Das LG Heidelberg hat einen Unterlassungsanspruch des Klägers verneint. Es sieht in einem einmaligen Anruf keinen rechtswidrigen Eingriff in das allgemeine Persönlichkeitsrecht. Diese schütze nicht gegen alles, was die selbstbestimmte Persönlichkeitsentwicklung auf irgendeine Weise beeinträchtigen könnte. Der Eingriff in das Schutzinteresse des Betroffenen sei nur dann rechtswidrig, wenn das Schutzinteresse des Betroffenen die schutzwürdigen Belange der anderen Seite überwiege.

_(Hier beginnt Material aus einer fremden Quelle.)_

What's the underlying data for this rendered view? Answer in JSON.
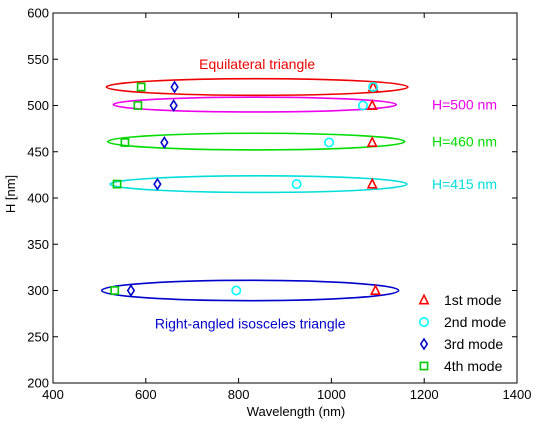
{
  "chart_data": {
    "type": "scatter",
    "xlabel": "Wavelength (nm)",
    "ylabel": "H [nm]",
    "xlim": [
      400,
      1400
    ],
    "ylim": [
      200,
      600
    ],
    "xticks": [
      400,
      600,
      800,
      1000,
      1200,
      1400
    ],
    "yticks": [
      200,
      250,
      300,
      350,
      400,
      450,
      500,
      550,
      600
    ],
    "grid": false,
    "legend_position": "bottom-right",
    "series": [
      {
        "name": "1st mode",
        "marker": "triangle",
        "color": "#ff0000",
        "points": [
          [
            1090,
            520
          ],
          [
            1088,
            500
          ],
          [
            1088,
            460
          ],
          [
            1088,
            415
          ],
          [
            1095,
            300
          ]
        ]
      },
      {
        "name": "2nd mode",
        "marker": "circle",
        "color": "#00ffff",
        "points": [
          [
            1090,
            520
          ],
          [
            1068,
            500
          ],
          [
            995,
            460
          ],
          [
            925,
            415
          ],
          [
            795,
            300
          ]
        ]
      },
      {
        "name": "3rd mode",
        "marker": "diamond",
        "color": "#0000cc",
        "points": [
          [
            662,
            520
          ],
          [
            660,
            500
          ],
          [
            640,
            460
          ],
          [
            625,
            415
          ],
          [
            568,
            300
          ]
        ]
      },
      {
        "name": "4th mode",
        "marker": "square",
        "color": "#00cc00",
        "points": [
          [
            590,
            520
          ],
          [
            583,
            500
          ],
          [
            555,
            460
          ],
          [
            538,
            415
          ],
          [
            533,
            300
          ]
        ]
      }
    ],
    "ellipses": [
      {
        "center": [
          840,
          520
        ],
        "radius_x": 325,
        "radius_y": 9,
        "color": "#ee0000",
        "label": "Equilateral triangle"
      },
      {
        "center": [
          835,
          501
        ],
        "radius_x": 305,
        "radius_y": 8,
        "color": "#ee00ee",
        "label": "H=500 nm"
      },
      {
        "center": [
          838,
          461
        ],
        "radius_x": 320,
        "radius_y": 9,
        "color": "#00dd00",
        "label": "H=460 nm"
      },
      {
        "center": [
          843,
          415
        ],
        "radius_x": 320,
        "radius_y": 9,
        "color": "#00dddd",
        "label": "H=415 nm"
      },
      {
        "center": [
          825,
          300
        ],
        "radius_x": 320,
        "radius_y": 11,
        "color": "#0000cc",
        "label": "Right-angled isosceles triangle"
      }
    ]
  }
}
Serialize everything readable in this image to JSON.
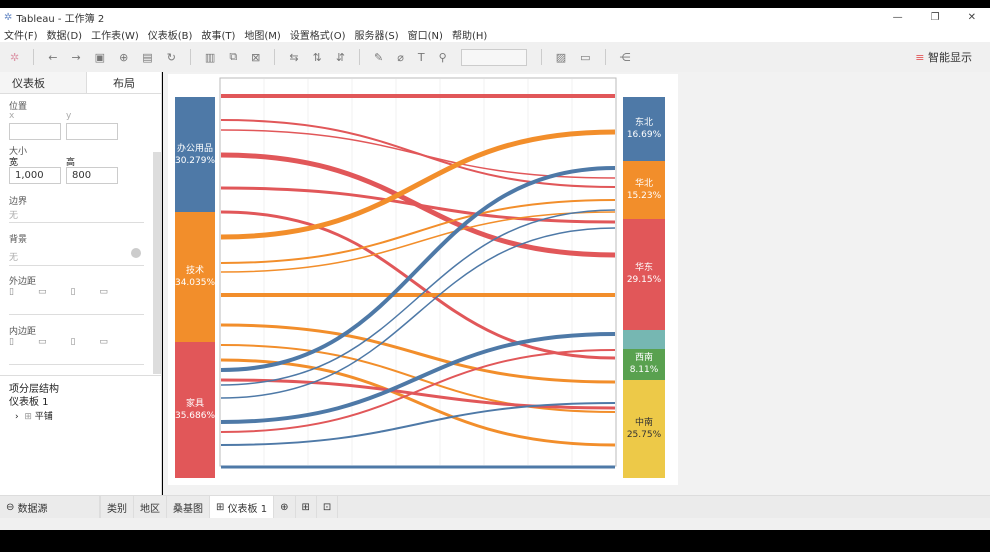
{
  "window": {
    "title": "Tableau - 工作簿 2",
    "controls": [
      "—",
      "❐",
      "✕"
    ]
  },
  "menu": [
    "文件(F)",
    "数据(D)",
    "工作表(W)",
    "仪表板(B)",
    "故事(T)",
    "地图(M)",
    "设置格式(O)",
    "服务器(S)",
    "窗口(N)",
    "帮助(H)"
  ],
  "toolbar": {
    "smart_show": "智能显示"
  },
  "panel": {
    "tabs": [
      "仪表板",
      "布局"
    ],
    "position": "位置",
    "x": "x",
    "y": "y",
    "size": "大小",
    "width_label": "宽",
    "height_label": "高",
    "width": "1,000",
    "height": "800",
    "border": "边界",
    "border_value": "无",
    "background": "背景",
    "background_value": "无",
    "outer_padding": "外边距",
    "inner_padding": "内边距",
    "hierarchy": "项分层结构",
    "dashboard": "仪表板 1",
    "tiled": "平铺"
  },
  "sheets": {
    "datasource": "数据源",
    "tabs": [
      "类别",
      "地区",
      "桑基图",
      "仪表板 1"
    ]
  },
  "chart_data": {
    "type": "sankey",
    "left": [
      {
        "name": "办公用品",
        "pct": "30.279%",
        "value": 30.279,
        "color": "#4e79a7"
      },
      {
        "name": "技术",
        "pct": "34.035%",
        "value": 34.035,
        "color": "#f28e2b"
      },
      {
        "name": "家具",
        "pct": "35.686%",
        "value": 35.686,
        "color": "#e15759"
      }
    ],
    "right": [
      {
        "name": "东北",
        "pct": "16.69%",
        "value": 16.69,
        "color": "#4e79a7"
      },
      {
        "name": "华北",
        "pct": "15.23%",
        "value": 15.23,
        "color": "#f28e2b"
      },
      {
        "name": "华东",
        "pct": "29.15%",
        "value": 29.15,
        "color": "#e15759"
      },
      {
        "name": "",
        "pct": "",
        "value": 5.07,
        "color": "#76b7b2"
      },
      {
        "name": "西南",
        "pct": "8.11%",
        "value": 8.11,
        "color": "#59a14f"
      },
      {
        "name": "中南",
        "pct": "25.75%",
        "value": 25.75,
        "color": "#edc948"
      }
    ]
  }
}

Der Schutzbereich des allgemeinen Persönlichkeitsrechts sei schon deshalb nicht eröffnet, da die streitgegenständliche Telefonwerbung bei dem Kläger nicht in dem Bereich seiner Privatsphäre, sondern im Rahmen seiner geschäftlichen Tätigkeit als Rechtsanwalt erfolgte. Allenfalls stelle der einmalige Anruf bei einem Rechtsanwalt zur Mittagszeit einen äußerst geringfügigen Eingriff in dessen allgemeines Persönlichkeitsrecht dar. Eine etwaige Abwägung mit dem widerstreitenden Grundrecht des Werbetreibenden aus Art. 12 Abs. 1 GG jedoch ergäbe, dass dieser Eingriff nicht rechtswidrig sei.
Das Gericht stellte sodann fest, dass unerwünschte Telefonate zum typischen Risiko dessen gehörten, der einen Fernsprechanschluss besitzt. Der Angerufene habe ja jederzeit die Möglichkeit, die Belästigung durch Auflegen des Hörers abzustellen.
Des Weiteren sei § 7 Abs. 2 Nr. 3 UWG, wonach eine unzumutbare Belästigung bei Werbung mit einem Telefonanruf gegenüber einem Verbraucher ohne dessen vorherige ausdrückliche Einwilligung stets anzunehmen ist, nicht anwendbar, da nicht der Kläger als Privatperson, sondern seine Rechtsanwaltskanzlei zu einem geschäftlichen Zweck kontaktiert worden sei.
Den Unterlassungsanspruch des Klägers lässt das Gericht auch wegen mangelnder Zurechenbarkeit scheitern. Die Drittfirma sei nicht von der Beklagten beauftragt worden und habe vielmehr eigenständig gehandelt. Für die Akquisetätigkeit der Drittfirma sei die Beklagte somit nicht verantwortlich.

Fazit

Einmalige Werbeanrufe bei Gewerbetreibenden stellen keine Verletzung des allgemeinen Persönlichkeitsrechts dar, sodass der Angerufene keinen Anspruch auf Unterlassung hat.